Si è tardivamente costituito in giudizio Controparte_1
contestando in fatto e in diritto l'avversario ricorso;
spese rifuse.
[...]
***
È documentale che la ricorrente, attualmente docente di ruolo, ha lavorato in favore del convenuto in forza di contratti a tempo determinato fin dall'anno scolastico CP_1
2019/2020.
Parte ricorrente ha, quindi, esposto che in ciascuno degli anni lavorati in forza di contratto a termine maturava il diritto a fruire di un determinato numero di giorni di ferie, godendone tuttavia anno per anno in misura inferiore;
nel presente giudizio ha, di conseguenza, richiesto la condanna del convenuto al pagamento della relativa indennità sostitutiva. CP_1
***
Tanto premesso, al fine del decidere il giudicante rileva che sulla questione si è di recente pronunciata la Corte di Cassazione con l'ordinanza n. 16715/2024 che ha affermato il seguente principio di diritto: Il docente a tempo determinato che non ha chiesto di fruire delle ferie durante il periodo di sospensione delle lezioni ha diritto all'indennità sostitutiva, a meno che il datore di lavoro dimostri di averlo inutilmente invitato a goderne, con espresso avviso della perdita, in caso diverso, del diritto alle ferie e alla indennità sostitutiva, in quanto la normativa interna - e, soprattutto, l'art. 5, comma 8, del d.l. n. 95 del 2012, come integrato dall'art. 1, comma 55, della legge n. 228 del 2012 - deve essere interpretata in senso conforme all'art. 7, par. 2, della direttiva 2003/88/CE, che, secondo quanto precisato dalla Corte di Giustizia, Grande Sezione
(con sentenze del 6 novembre 2018 in cause riunite C-569/16 e C-570/16, e in cause C-619/16 e C-
684/16), non consente la perdita automatica del diritto alle ferie retribuite e dell'indennità sostitutiva, senza la previa verifica che il lavoratore, mediante una informazione adeguata, sia stato posto dal datore di lavoro in condizione di esercitare effettivamente il proprio diritto alle ferie prima della cessazione del rapporto di lavoro.
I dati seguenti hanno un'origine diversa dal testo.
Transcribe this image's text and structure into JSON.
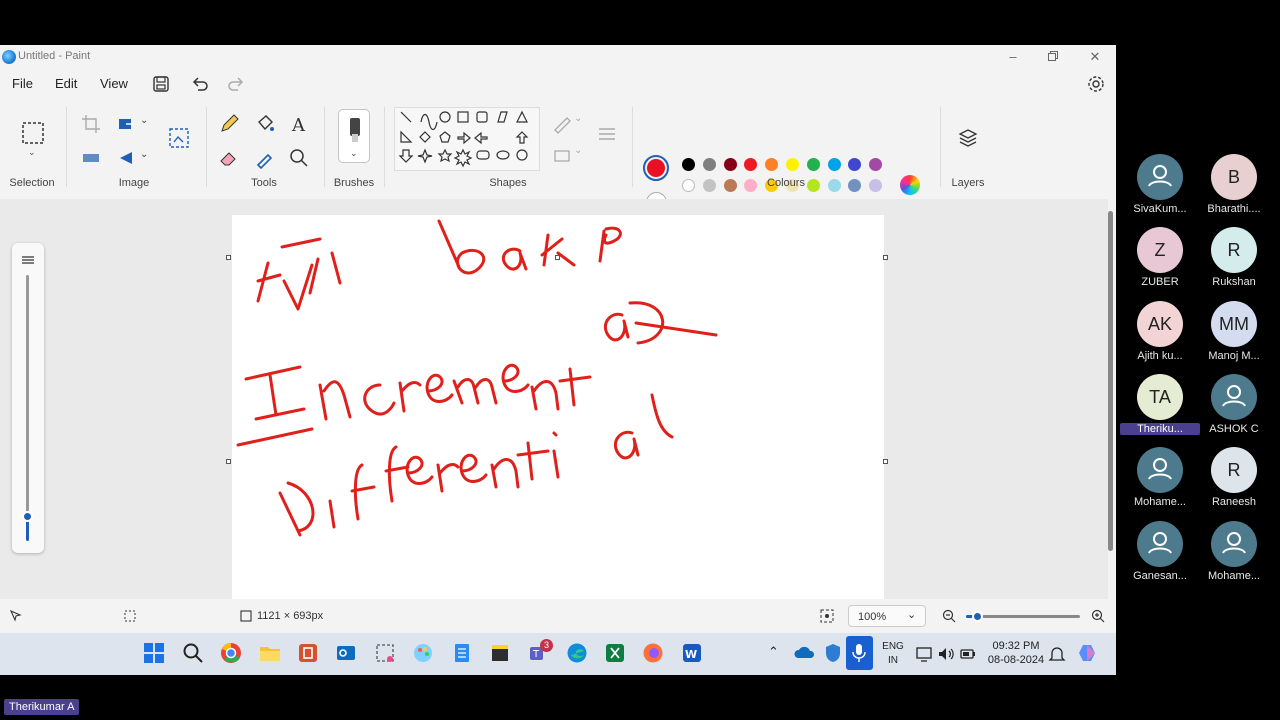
{
  "window": {
    "title": "Untitled - Paint"
  },
  "menu": {
    "file": "File",
    "edit": "Edit",
    "view": "View"
  },
  "ribbon": {
    "groups": {
      "selection": "Selection",
      "image": "Image",
      "tools": "Tools",
      "brushes": "Brushes",
      "shapes": "Shapes",
      "colours": "Colours",
      "layers": "Layers"
    },
    "colors": {
      "selected_primary": "#e81123",
      "row1": [
        "#000000",
        "#7f7f7f",
        "#880015",
        "#ed1c24",
        "#ff7f27",
        "#fff200",
        "#22b14c",
        "#00a2e8",
        "#3f48cc",
        "#a349a4"
      ],
      "row2": [
        "#ffffff",
        "#c3c3c3",
        "#b97a57",
        "#ffaec9",
        "#ffc90e",
        "#efe4b0",
        "#b5e61d",
        "#99d9ea",
        "#7092be",
        "#c8bfe7"
      ]
    }
  },
  "canvas": {
    "handwriting": {
      "line1": "Full backp",
      "line2": "Incremental",
      "line3": "Differential"
    },
    "ink_color": "#e0201b"
  },
  "status": {
    "canvas_size": "1121 × 693px",
    "zoom": "100%",
    "zoom_level": 0.1
  },
  "taskbar": {
    "lang_top": "ENG",
    "lang_bottom": "IN",
    "time": "09:32 PM",
    "date": "08-08-2024",
    "teams_badge": "3"
  },
  "participants": [
    {
      "initials": "",
      "name": "SivaKum...",
      "color": "#4d7a8c"
    },
    {
      "initials": "B",
      "name": "Bharathi....",
      "color": "#e8d0d0"
    },
    {
      "initials": "Z",
      "name": "ZUBER",
      "color": "#e8c8d4"
    },
    {
      "initials": "R",
      "name": "Rukshan",
      "color": "#d4ecec"
    },
    {
      "initials": "AK",
      "name": "Ajith ku...",
      "color": "#f2d4d4"
    },
    {
      "initials": "MM",
      "name": "Manoj M...",
      "color": "#d4dcf0"
    },
    {
      "initials": "TA",
      "name": "Theriku...",
      "color": "#e4ecd4"
    },
    {
      "initials": "",
      "name": "ASHOK C",
      "color": "#4d7a8c"
    },
    {
      "initials": "",
      "name": "Mohame...",
      "color": "#4d7a8c"
    },
    {
      "initials": "R",
      "name": "Raneesh",
      "color": "#dde4ea"
    },
    {
      "initials": "",
      "name": "Ganesan...",
      "color": "#4d7a8c"
    },
    {
      "initials": "",
      "name": "Mohame...",
      "color": "#4d7a8c"
    }
  ],
  "self_name": "Therikumar A"
}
In particolare, il detto docente non può essere considerato automaticamente in ferie nel periodo fra il termine delle lezioni e il 30 giugno di ogni anno.
Alla luce di detto principio la domanda va accolta, mancando ogni prova (a carico della parte resistente) circa l'invito a godere delle ferie rivolto in via formale alla docente che, quindi, non può essere considerata in ferie nel periodo compreso fra il termine delle lezioni (10 giugno) e il 30 giugno di ogni anno.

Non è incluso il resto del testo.